Updated

I credit four people for my NASCAR conversion: Ricky Bobby, David Hill, Kyle Busch and Dale Earnhardt.

Like many sports fans who aren't NASCAR fans, I would hear the names and maybe catch a few laps now and then on TV. I would sit through the race highlights on ESPN only because I knew that another football game was coming up. But for the most part, I had neither clue nor interest in "stock car racing."

That began to change when Will Ferrell's second-funniest movie (after "Anchorman") came out. Yes, most of the track scenes in "Talladega Nights" involved computer graphics (as opposed to the oh-so-accurate "Days of Thunder"), but the send-up of racing culture caught my attention. Drinking a Macchiato during a race spoke to me!

Eventually, I got curious enough to tune in my just-purchased HDTV one Sunday to Fox's NASCAR coverage. I found that Fox Sports president David Hill did for racing what he'd already done for the NFL and MLB: taking us into places we never saw before on TV, and could never access at the track. In short, NASCAR on Fox looked and sounded awesome!

On June 1, 2008, I finally invested the time to drive from Washington, D.C., to Dover, Delaware, to see a race in person. What I discovered -- several years late -- was this: NASCAR's charming, but outdated, "home grown" era was over, and I was watching a major league sport.

No more pit crews in t-shirts and tennis shoes. No more smoking in the pits! NASCAR’s race day look and feel has graduated into the big time.

Like football, when your sport only performs once a week, you need to maintain interest all week long. Yes, there's plenty of talk of this week's track, the conditions, the state of The Chase and all the other motoring X's and O's.

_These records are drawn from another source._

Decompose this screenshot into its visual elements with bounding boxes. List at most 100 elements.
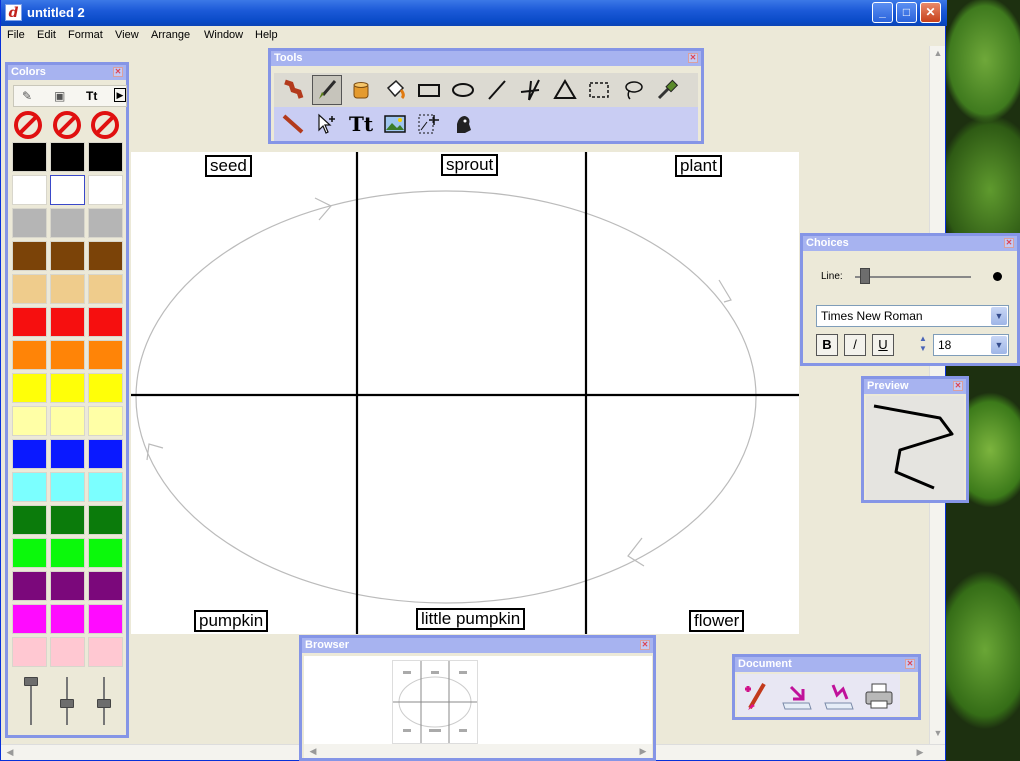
eyedropper-icon[interactable] [652,75,682,105]
size-stepper-icon[interactable]: ▲ ▼ [917,334,929,356]
minimize-icon[interactable]: _ [872,2,893,23]
image-icon[interactable] [380,109,410,139]
browser-palette-header[interactable]: Browser ✕ [302,638,653,653]
color-swatch-purple-1[interactable] [12,571,47,601]
export-icon[interactable] [779,678,815,714]
color-swatch-gray-3[interactable] [88,208,123,238]
close-icon[interactable]: ✕ [640,640,650,650]
color-swatch-tan-1[interactable] [12,274,47,304]
color-swatch-red-1[interactable] [12,307,47,337]
color-swatch-blue-2[interactable] [50,439,85,469]
image-trace-icon[interactable] [414,109,444,139]
page-thumbnail[interactable] [392,660,478,744]
color-swatch-tan-2[interactable] [50,274,85,304]
color-swatch-brown-1[interactable] [12,241,47,271]
slider-knob[interactable] [24,677,38,686]
menu-arrange[interactable]: Arrange [151,29,190,41]
italic-button[interactable]: / [844,334,866,356]
brush-icon[interactable] [312,75,342,105]
color-swatch-red-2[interactable] [50,307,85,337]
text-color-icon[interactable]: Tt [86,89,97,103]
color-swatch-gray-2[interactable] [50,208,85,238]
color-swatch-gray-1[interactable] [12,208,47,238]
preview-palette-header[interactable]: Preview ✕ [864,379,966,394]
color-swatch-brown-2[interactable] [50,241,85,271]
line-width-knob[interactable] [860,268,870,284]
underline-button[interactable]: U [872,334,894,356]
close-icon[interactable]: ✕ [953,381,963,391]
stamp-icon[interactable] [448,109,478,139]
menu-window[interactable]: Window [204,29,243,41]
color-swatch-purple-2[interactable] [50,571,85,601]
color-swatch-yellow-3[interactable] [88,373,123,403]
menu-edit[interactable]: Edit [37,29,56,41]
drawing-canvas[interactable]: seed sprout plant pumpkin little pumpkin… [131,152,799,634]
no-color-icon[interactable] [89,110,121,140]
choices-palette-header[interactable]: Choices ✕ [803,236,1017,251]
color-swatch-black-2[interactable] [50,142,85,172]
label-plant[interactable]: plant [675,155,722,177]
new-page-icon[interactable] [739,678,775,714]
pointer-add-icon[interactable] [312,109,342,139]
color-swatch-blue-1[interactable] [12,439,47,469]
lasso-icon[interactable] [618,75,648,105]
color-swatch-green-3[interactable] [88,538,123,568]
color-swatch-red-3[interactable] [88,307,123,337]
color-swatch-light-yellow-1[interactable] [12,406,47,436]
menu-help[interactable]: Help [255,29,278,41]
scroll-right-icon[interactable]: ▶ [636,744,650,758]
scroll-left-icon[interactable]: ◀ [3,745,17,759]
color-swatch-pink-1[interactable] [12,637,47,667]
pen-color-icon[interactable]: ✎ [22,89,32,103]
color-swatch-purple-3[interactable] [88,571,123,601]
expand-arrow-icon[interactable]: ▶ [114,88,126,102]
color-swatch-cyan-2[interactable] [50,472,85,502]
color-swatch-magenta-3[interactable] [88,604,123,634]
rectangle-icon[interactable] [414,75,444,105]
scroll-down-icon[interactable]: ▼ [931,726,945,740]
bold-button[interactable]: B [816,334,838,356]
color-swatch-cyan-1[interactable] [12,472,47,502]
fill-color-icon[interactable]: ▣ [54,89,65,103]
color-swatch-white-1[interactable] [12,175,47,205]
menu-format[interactable]: Format [68,29,103,41]
color-swatch-pink-3[interactable] [88,637,123,667]
scroll-left-icon[interactable]: ◀ [306,744,320,758]
color-swatch-green-1[interactable] [12,538,47,568]
color-swatch-orange-2[interactable] [50,340,85,370]
maximize-icon[interactable]: □ [896,2,917,23]
label-flower[interactable]: flower [689,610,745,632]
label-pumpkin[interactable]: pumpkin [194,610,269,632]
browser-scrollbar[interactable]: ◀ ▶ [304,744,652,758]
close-icon[interactable]: ✕ [905,659,915,669]
polyline-icon[interactable] [516,75,546,105]
scroll-up-icon[interactable]: ▲ [931,46,945,60]
color-swatch-black-1[interactable] [12,142,47,172]
paint-can-icon[interactable] [380,75,410,105]
opacity-slider-3[interactable] [97,677,111,727]
colors-palette-header[interactable]: Colors ✕ [8,65,126,80]
marquee-select-icon[interactable] [584,75,614,105]
color-swatch-light-yellow-3[interactable] [88,406,123,436]
color-swatch-dark-green-1[interactable] [12,505,47,535]
no-color-icon[interactable] [12,110,44,140]
label-little-pumpkin[interactable]: little pumpkin [416,608,526,630]
document-palette-header[interactable]: Document ✕ [735,657,918,672]
pencil-icon[interactable] [278,109,308,139]
color-swatch-brown-3[interactable] [88,241,123,271]
no-color-icon[interactable] [51,110,83,140]
close-icon[interactable]: ✕ [113,67,123,77]
line-width-slider[interactable] [855,276,971,278]
color-swatch-magenta-2[interactable] [50,604,85,634]
slider-knob[interactable] [97,699,111,708]
color-swatch-orange-3[interactable] [88,340,123,370]
menu-file[interactable]: File [7,29,25,41]
label-seed[interactable]: seed [205,155,252,177]
color-swatch-cyan-3[interactable] [88,472,123,502]
chevron-down-icon[interactable]: ▼ [991,336,1007,354]
font-size-select[interactable]: 18 ▼ [933,334,1009,356]
color-swatch-green-2[interactable] [50,538,85,568]
color-swatch-yellow-2[interactable] [50,373,85,403]
color-swatch-black-3[interactable] [88,142,123,172]
close-icon[interactable]: ✕ [1004,238,1014,248]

But it's the people that keep things interesting from Monday to Friday: The feuds, the fun and even the fights. Thank you, Jeff Gordon and Jeff Burton!

And there is no one more fun to watch off the track than Kyle Busch. It may have helped that he won that Dover race -- and that being a D.C. guy, I’m also a Joe Gibbs guy. It also helped that he was, and remains, NASCAR's best villain. Some call it a soap opera, but my wife compares him to the great tragic heroes and villains of opera. Maybe Don Giovanni would have fared better with a crew chief and spotter.

And, oh yeah, he drives the wheels off his ride every weekend.

But for all the on-track excitement and off-track drama, what got me to the track in the first place and what's kept me coming back is what's NOT happened since February 18, 2001.

Dale Earnhardt's death probably confirmed to NASCAR haters everything they hated about racing. They could rightly ask "Why would I bring my children to see an event where there is a very real chance that one of the participants is going to die a horrible death as we watch?”

It took losing NASCAR's most popular driver ten years ago -- because of a safety device he CHOSE not to use -- for the sport to decide that safety is no longer optional. And from the Car of Tomorrow to the SAFER barrier to catch cans to custom fabricated seats, it's all worked. Death is no longer a "given" on any given Sunday.

But it's been a semi-solitary conversion. Friends love to hear all about it -- for maybe five minutes. By the time I start free-associating about concrete vs. asphalt, bump drafting at Talladega, just plain ol’ bumping at Bristol, half-mile vs. two-and-a-half miles, road course ringers, start-and-park and hot dogs in Martinsville, friends suddenly realize they have software to upgrade or lawns to mow.

But before they rush off, I tell them this: No other sport displays both individual talent and ultimate teamwork in the same instant. In football, we see great teamwork or great individual moves from play to play. In soccer, managers plan and plot all week, but are reduced to spectators after kickoff. In NASCAR, it's teamwork and individual talent hand-in-hand from green to checker.

Being a NASCAR fan is not pain-free. No other sport changes rules week to week, much less in mid-season. And, from the start, I never even tried to figure out the points system. It's just like icing in hockey, the infield fly rule in baseball and LBW in cricket -- that'll send you clicking over to Wikipedia. I'm never exactly sure how to explain them, but I kinda know it when they happen.

This whole "43-down" system actually makes sense. But even a novice fan like me might tend to wonder if someone snuck into Charlotte this off-season and replaced NASCAR management with Mr. Spock-like beings that value logic over all else.

In three years of being a NASCAR fan, I've made it to Richmond, Dover, Fontana, and Talladega. I've been rained out in Martinsville and Pocono. I've become hooked on Sirius NASCAR Radio (thank you Rick Benjamin, Chocolate Meyers, Dave Moody and Claire B. Lange) and MRN's race coverage. I have TrackPass and DirecTV's in-car channels at home. I bought a scanner instead of renting at the track. And I typed this article with the help of my Kyle Busch mouse pad.

I guess I'm hooked. And counting the days until the Daytona 500.

Rich Johnson is the Senior National Correspondent for Fox News Radio. He’s covered the White House, Congress, politics, both natural and man-made disasters, and more than a dozen Super Bowls. He plans to cover as many NASCAR races as his schedule and frequent flyer miles will permit in 2011.